Gold shares would soon play catch up
In a recent research note, BCA Research argues that it is too soon to give up on gold shares – a sector that has underperformed gold bullion and liquidity plays over the past few years.
The report says: “Gold miner profits track gold prices and this has not changed in the past few years, although the tracking is far from perfect. What has changed is the traditional 2:1 relationship between changes in gold shares and underlying prices. Global gold shares are flat year-on-year in dollar terms, yet the dollar price of gold is up 22%. This is despite the fact that gold company hedge books are leaner than they have been in years.

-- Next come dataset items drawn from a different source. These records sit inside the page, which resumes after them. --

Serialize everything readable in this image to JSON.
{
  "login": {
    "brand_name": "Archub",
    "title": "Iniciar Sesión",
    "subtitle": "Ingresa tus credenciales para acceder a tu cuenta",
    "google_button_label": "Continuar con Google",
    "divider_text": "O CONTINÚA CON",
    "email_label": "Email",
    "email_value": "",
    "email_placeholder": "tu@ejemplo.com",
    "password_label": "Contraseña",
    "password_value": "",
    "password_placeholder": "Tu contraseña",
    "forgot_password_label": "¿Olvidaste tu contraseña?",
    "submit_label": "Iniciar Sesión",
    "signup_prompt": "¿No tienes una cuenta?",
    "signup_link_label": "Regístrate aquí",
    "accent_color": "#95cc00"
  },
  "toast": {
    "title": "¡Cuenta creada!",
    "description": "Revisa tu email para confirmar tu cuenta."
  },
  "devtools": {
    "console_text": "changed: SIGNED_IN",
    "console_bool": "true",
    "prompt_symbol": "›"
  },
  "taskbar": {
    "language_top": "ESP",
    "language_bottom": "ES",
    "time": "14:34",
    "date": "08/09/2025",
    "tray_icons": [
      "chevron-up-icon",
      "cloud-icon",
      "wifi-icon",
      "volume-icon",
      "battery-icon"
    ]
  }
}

“One possible explanation is that commodity-sensitive currencies have been strong in recent years. This places a wedge between revenues and costs for many gold producers. Put another way, gold in C$, A$ and SA rand terms has been weaker than in U.S. dollar terms. However, that has not been the case in recent months as the commodity currencies have dropped in the face of investor risk aversion.
“A more likely explanation relates to the ETF phenomenon. Gold company multiple compression accelerated as ETF holdings hit successive new highs in 2010 and 2011.

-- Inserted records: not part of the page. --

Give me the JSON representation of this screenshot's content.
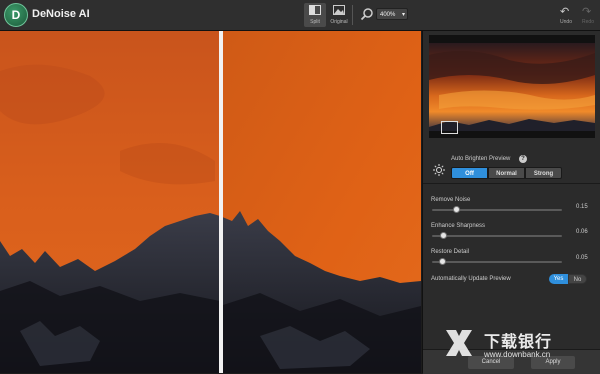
{
  "app": {
    "logo_letter": "D",
    "title": "DeNoise AI"
  },
  "toolbar": {
    "split_label": "Split",
    "original_label": "Original",
    "zoom_value": "400%",
    "undo_label": "Undo",
    "redo_label": "Redo"
  },
  "preview": {
    "auto_brighten_label": "Auto Brighten Preview",
    "help_glyph": "?",
    "modes": [
      "Off",
      "Normal",
      "Strong"
    ],
    "selected_mode": "Off"
  },
  "sliders": [
    {
      "label": "Remove Noise",
      "value": "0.15",
      "fraction": 0.15
    },
    {
      "label": "Enhance Sharpness",
      "value": "0.06",
      "fraction": 0.06
    },
    {
      "label": "Restore Detail",
      "value": "0.05",
      "fraction": 0.05
    }
  ],
  "auto_update": {
    "label": "Automatically Update Preview",
    "yes": "Yes",
    "no": "No",
    "selected": "Yes"
  },
  "actions": {
    "cancel": "Cancel",
    "apply": "Apply"
  },
  "watermark": {
    "title": "下载银行",
    "url": "www.downbank.cn"
  },
  "colors": {
    "accent": "#2f8fdc",
    "sky_orange": "#e0621a",
    "panel": "#2b2b2b"
  }
}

“While the divergence is unsustainable, it is difficult to tell when it will end. Even if gold shares are in a bear market versus gold prices, they are stretched relative to the downtrend in place since 2006. Perhaps global reflation and a softer dollar will spur a “broadening” of interest in lagging liquidity plays, such as gold shares.”
I am in agreement with BCA’s recommendation that one should continue to hold strategic positions in both gold and gold shares.